Check out roveR, the R container management solution. For details, see https://www.slideshare.net/DavidKunFF/ownr-technical-introduction, in particular slide 12.

To install roveR, execute the following command in R:

install.packages("rover", repos = c("https://lair.functionalfinances.com/repos/shared", "https://lair.functionalfinances.com/repos/cran"))

To make full use of the power of roveR (including installing specific versions of packages for reproducibility), you will need access to a laiR - for CRAN, you can use our laiR instance at https://lair.ownr.io, for uploading your own packages and sharing them with your organization you will need a laiR license. You can contact us on the email address in the presentation linked above.

To add to this:

Note: 1. Have Anaconda installed already 2. Assumed your working directory is "C:"

To create desired environment -> "r_environment_name"
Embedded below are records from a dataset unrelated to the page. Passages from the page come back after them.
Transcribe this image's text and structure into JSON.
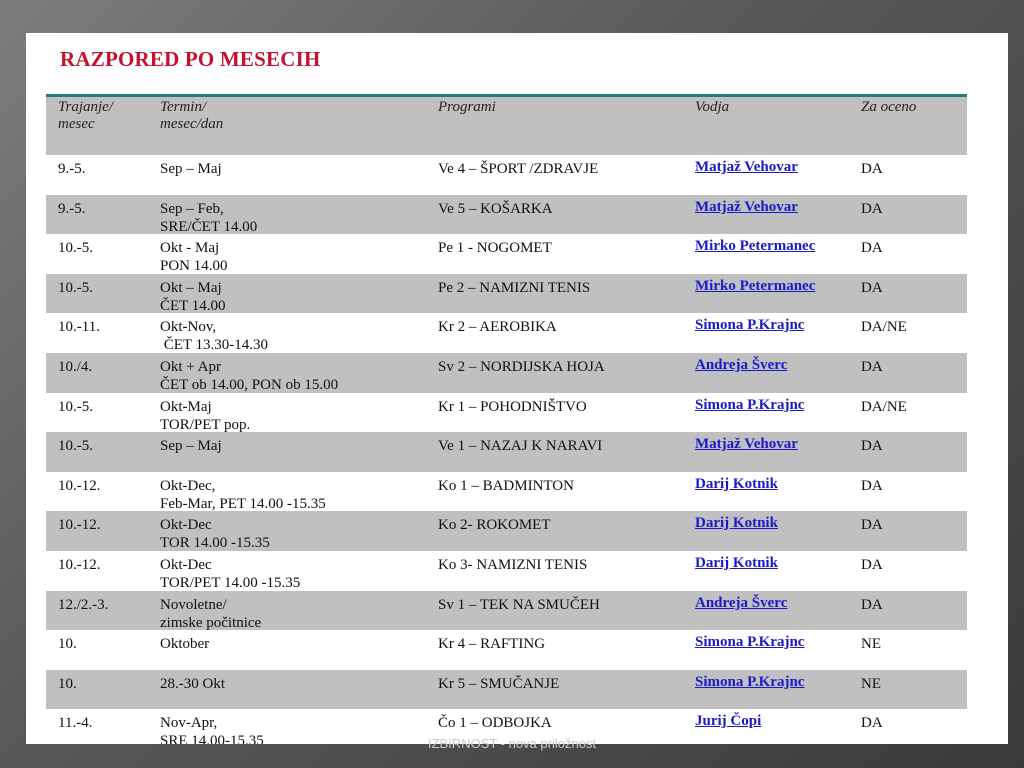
{
  "title": "RAZPORED PO MESECIH",
  "headers": [
    {
      "line1": "Trajanje/",
      "line2": "mesec"
    },
    {
      "line1": "Termin/",
      "line2": "mesec/dan"
    },
    {
      "line1": "Programi",
      "line2": ""
    },
    {
      "line1": "Vodja",
      "line2": ""
    },
    {
      "line1": "Za oceno",
      "line2": ""
    }
  ],
  "rows": [
    {
      "duration": "9.-5.",
      "term": "Sep – Maj",
      "program": "Ve 4 – ŠPORT /ZDRAVJE",
      "leader": "Matjaž Vehovar",
      "grade": "DA"
    },
    {
      "duration": "9.-5.",
      "term": "Sep – Feb,\nSRE/ČET 14.00",
      "program": "Ve 5 – KOŠARKA",
      "leader": "Matjaž Vehovar",
      "grade": "DA"
    },
    {
      "duration": "10.-5.",
      "term": "Okt - Maj\nPON 14.00",
      "program": "Pe 1 - NOGOMET",
      "leader": "Mirko Petermanec",
      "grade": "DA"
    },
    {
      "duration": "10.-5.",
      "term": "Okt – Maj\nČET 14.00",
      "program": "Pe 2 – NAMIZNI TENIS",
      "leader": "Mirko Petermanec",
      "grade": "DA"
    },
    {
      "duration": "10.-11.",
      "term": "Okt-Nov,\n ČET 13.30-14.30",
      "program": "Kr 2 – AEROBIKA",
      "leader": "Simona P.Krajnc",
      "grade": "DA/NE"
    },
    {
      "duration": "10./4.",
      "term": "Okt + Apr\nČET ob 14.00, PON ob 15.00",
      "program": "Sv 2 – NORDIJSKA HOJA",
      "leader": "Andreja Šverc",
      "grade": "DA"
    },
    {
      "duration": "10.-5.",
      "term": "Okt-Maj\nTOR/PET pop.",
      "program": "Kr 1 – POHODNIŠTVO",
      "leader": "Simona P.Krajnc",
      "grade": "DA/NE"
    },
    {
      "duration": "10.-5.",
      "term": "Sep – Maj",
      "program": "Ve 1 – NAZAJ K NARAVI",
      "leader": "Matjaž Vehovar",
      "grade": "DA"
    },
    {
      "duration": "10.-12.",
      "term": "Okt-Dec,\nFeb-Mar, PET 14.00 -15.35",
      "program": "Ko 1 – BADMINTON",
      "leader": "Darij Kotnik",
      "grade": "DA"
    },
    {
      "duration": "10.-12.",
      "term": "Okt-Dec\nTOR 14.00 -15.35",
      "program": "Ko 2- ROKOMET",
      "leader": "Darij Kotnik",
      "grade": "DA"
    },
    {
      "duration": "10.-12.",
      "term": "Okt-Dec\nTOR/PET 14.00 -15.35",
      "program": "Ko 3- NAMIZNI TENIS",
      "leader": "Darij Kotnik",
      "grade": "DA"
    },
    {
      "duration": "12./2.-3.",
      "term": "Novoletne/\nzimske počitnice",
      "program": "Sv 1 – TEK NA SMUČEH",
      "leader": "Andreja Šverc",
      "grade": "DA"
    },
    {
      "duration": "10.",
      "term": "Oktober",
      "program": "Kr 4 – RAFTING",
      "leader": "Simona P.Krajnc",
      "grade": "NE"
    },
    {
      "duration": "10.",
      "term": "28.-30 Okt",
      "program": "Kr 5 – SMUČANJE",
      "leader": "Simona P.Krajnc",
      "grade": "NE"
    },
    {
      "duration": "11.-4.",
      "term": "Nov-Apr,\nSRE 14.00-15.35",
      "program": "Čo 1 – ODBOJKA",
      "leader": "Jurij Čopi",
      "grade": "DA"
    }
  ],
  "footer": "IZBIRNOST - nova priložnost",
  "colors": {
    "title": "#c8102e",
    "header_border": "#1f7f80",
    "link": "#1a1acc",
    "band": "#c0c0c0"
  }
}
C:\>conda create -n "r_environment_name" r-essentials r-base

To see available environments

C:\>conda info --envs

. .. ...

To activate environment

C:\>conda activate "r_environment_name"


(r_environment_name) C:\>

Launch Jupyter Notebook and let the party begins

(r_environment_name) C:\> jupyter notebook

For a similar "requirements.txt", perhaps this link will help -> Is there something like requirements.txt for R?
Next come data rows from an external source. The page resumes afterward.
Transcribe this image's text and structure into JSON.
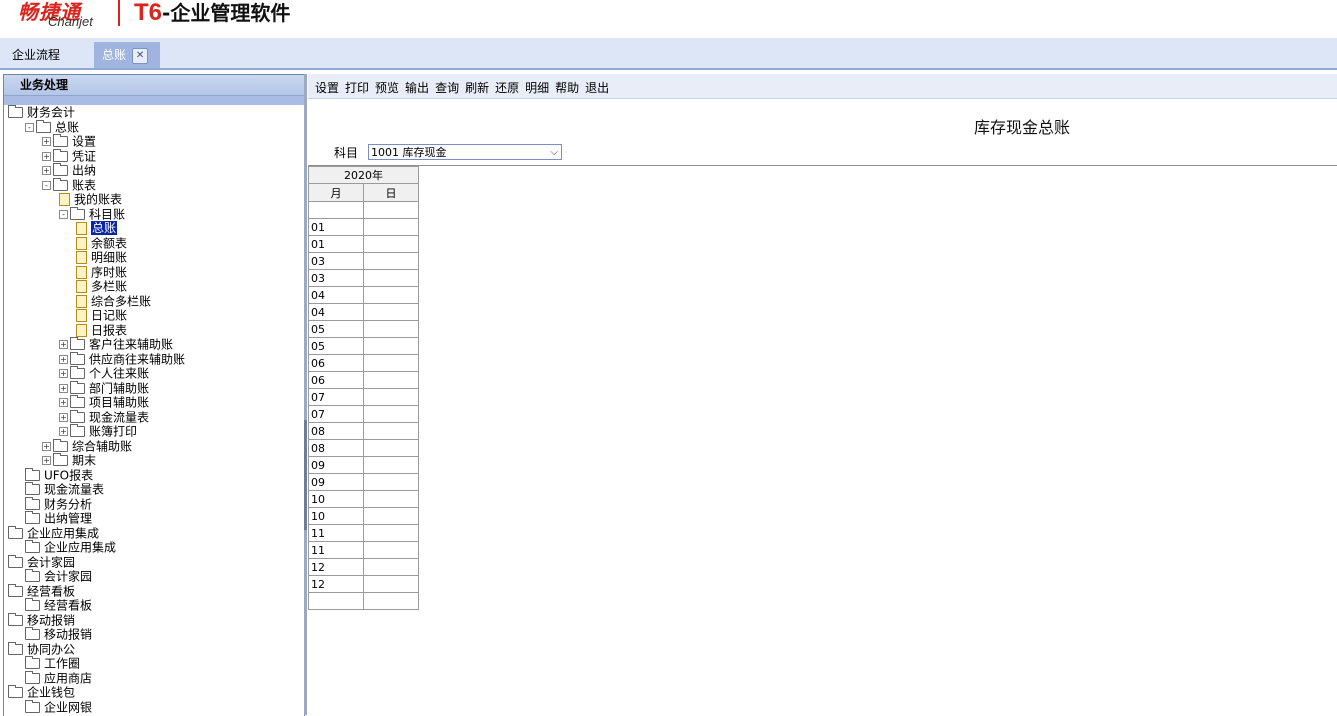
{
  "header": {
    "logo_cn": "畅捷通",
    "logo_en": "Chanjet",
    "product_prefix": "T6",
    "product_suffix": "-企业管理软件"
  },
  "tabs": [
    {
      "label": "企业流程",
      "active": false
    },
    {
      "label": "总账",
      "active": true,
      "close": "✕"
    }
  ],
  "left_panel": {
    "title": "业务处理",
    "tree": [
      {
        "label": "财务会计",
        "depth": 0,
        "type": "folder",
        "exp": ""
      },
      {
        "label": "总账",
        "depth": 1,
        "type": "folder",
        "exp": "-"
      },
      {
        "label": "设置",
        "depth": 2,
        "type": "folder",
        "exp": "+"
      },
      {
        "label": "凭证",
        "depth": 2,
        "type": "folder",
        "exp": "+"
      },
      {
        "label": "出纳",
        "depth": 2,
        "type": "folder",
        "exp": "+"
      },
      {
        "label": "账表",
        "depth": 2,
        "type": "folder",
        "exp": "-"
      },
      {
        "label": "我的账表",
        "depth": 3,
        "type": "doc",
        "exp": ""
      },
      {
        "label": "科目账",
        "depth": 3,
        "type": "folder",
        "exp": "-"
      },
      {
        "label": "总账",
        "depth": 4,
        "type": "doc",
        "exp": "",
        "selected": true
      },
      {
        "label": "余额表",
        "depth": 4,
        "type": "doc",
        "exp": ""
      },
      {
        "label": "明细账",
        "depth": 4,
        "type": "doc",
        "exp": ""
      },
      {
        "label": "序时账",
        "depth": 4,
        "type": "doc",
        "exp": ""
      },
      {
        "label": "多栏账",
        "depth": 4,
        "type": "doc",
        "exp": ""
      },
      {
        "label": "综合多栏账",
        "depth": 4,
        "type": "doc",
        "exp": ""
      },
      {
        "label": "日记账",
        "depth": 4,
        "type": "doc",
        "exp": ""
      },
      {
        "label": "日报表",
        "depth": 4,
        "type": "doc",
        "exp": ""
      },
      {
        "label": "客户往来辅助账",
        "depth": 3,
        "type": "folder",
        "exp": "+"
      },
      {
        "label": "供应商往来辅助账",
        "depth": 3,
        "type": "folder",
        "exp": "+"
      },
      {
        "label": "个人往来账",
        "depth": 3,
        "type": "folder",
        "exp": "+"
      },
      {
        "label": "部门辅助账",
        "depth": 3,
        "type": "folder",
        "exp": "+"
      },
      {
        "label": "项目辅助账",
        "depth": 3,
        "type": "folder",
        "exp": "+"
      },
      {
        "label": "现金流量表",
        "depth": 3,
        "type": "folder",
        "exp": "+"
      },
      {
        "label": "账簿打印",
        "depth": 3,
        "type": "folder",
        "exp": "+"
      },
      {
        "label": "综合辅助账",
        "depth": 2,
        "type": "folder",
        "exp": "+"
      },
      {
        "label": "期末",
        "depth": 2,
        "type": "folder",
        "exp": "+"
      },
      {
        "label": "UFO报表",
        "depth": 1,
        "type": "folder",
        "exp": ""
      },
      {
        "label": "现金流量表",
        "depth": 1,
        "type": "folder",
        "exp": ""
      },
      {
        "label": "财务分析",
        "depth": 1,
        "type": "folder",
        "exp": ""
      },
      {
        "label": "出纳管理",
        "depth": 1,
        "type": "folder",
        "exp": ""
      },
      {
        "label": "企业应用集成",
        "depth": 0,
        "type": "folder",
        "exp": ""
      },
      {
        "label": "企业应用集成",
        "depth": 1,
        "type": "folder",
        "exp": ""
      },
      {
        "label": "会计家园",
        "depth": 0,
        "type": "folder",
        "exp": ""
      },
      {
        "label": "会计家园",
        "depth": 1,
        "type": "folder",
        "exp": ""
      },
      {
        "label": "经营看板",
        "depth": 0,
        "type": "folder",
        "exp": ""
      },
      {
        "label": "经营看板",
        "depth": 1,
        "type": "folder",
        "exp": ""
      },
      {
        "label": "移动报销",
        "depth": 0,
        "type": "folder",
        "exp": ""
      },
      {
        "label": "移动报销",
        "depth": 1,
        "type": "folder",
        "exp": ""
      },
      {
        "label": "协同办公",
        "depth": 0,
        "type": "folder",
        "exp": ""
      },
      {
        "label": "工作圈",
        "depth": 1,
        "type": "folder",
        "exp": ""
      },
      {
        "label": "应用商店",
        "depth": 1,
        "type": "folder",
        "exp": ""
      },
      {
        "label": "企业钱包",
        "depth": 0,
        "type": "folder",
        "exp": ""
      },
      {
        "label": "企业网银",
        "depth": 1,
        "type": "folder",
        "exp": ""
      }
    ]
  },
  "toolbar": [
    "设置",
    "打印",
    "预览",
    "输出",
    "查询",
    "刷新",
    "还原",
    "明细",
    "帮助",
    "退出"
  ],
  "report": {
    "title": "库存现金总账",
    "subject_label": "科目",
    "subject_value": "1001 库存现金",
    "year_header": "2020年",
    "month_header": "月",
    "day_header": "日",
    "rows": [
      {
        "month": "",
        "day": ""
      },
      {
        "month": "01",
        "day": ""
      },
      {
        "month": "01",
        "day": ""
      },
      {
        "month": "03",
        "day": ""
      },
      {
        "month": "03",
        "day": ""
      },
      {
        "month": "04",
        "day": ""
      },
      {
        "month": "04",
        "day": ""
      },
      {
        "month": "05",
        "day": ""
      },
      {
        "month": "05",
        "day": ""
      },
      {
        "month": "06",
        "day": ""
      },
      {
        "month": "06",
        "day": ""
      },
      {
        "month": "07",
        "day": ""
      },
      {
        "month": "07",
        "day": ""
      },
      {
        "month": "08",
        "day": ""
      },
      {
        "month": "08",
        "day": ""
      },
      {
        "month": "09",
        "day": ""
      },
      {
        "month": "09",
        "day": ""
      },
      {
        "month": "10",
        "day": ""
      },
      {
        "month": "10",
        "day": ""
      },
      {
        "month": "11",
        "day": ""
      },
      {
        "month": "11",
        "day": ""
      },
      {
        "month": "12",
        "day": ""
      },
      {
        "month": "12",
        "day": ""
      },
      {
        "month": "",
        "day": ""
      }
    ]
  }
}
It looks like there is another option from RStudio devs, renv. It's available on CRAN and supersedes Packrat.

In short, you use renv::init() to initialize your project library, and use renv::snapshot() / renv::restore() to save and load the state of your library.

I prefer this option to conda r-enviroments because here everything is stored in the file renv.lock, which can be committed to a Git repo and distributed to the team.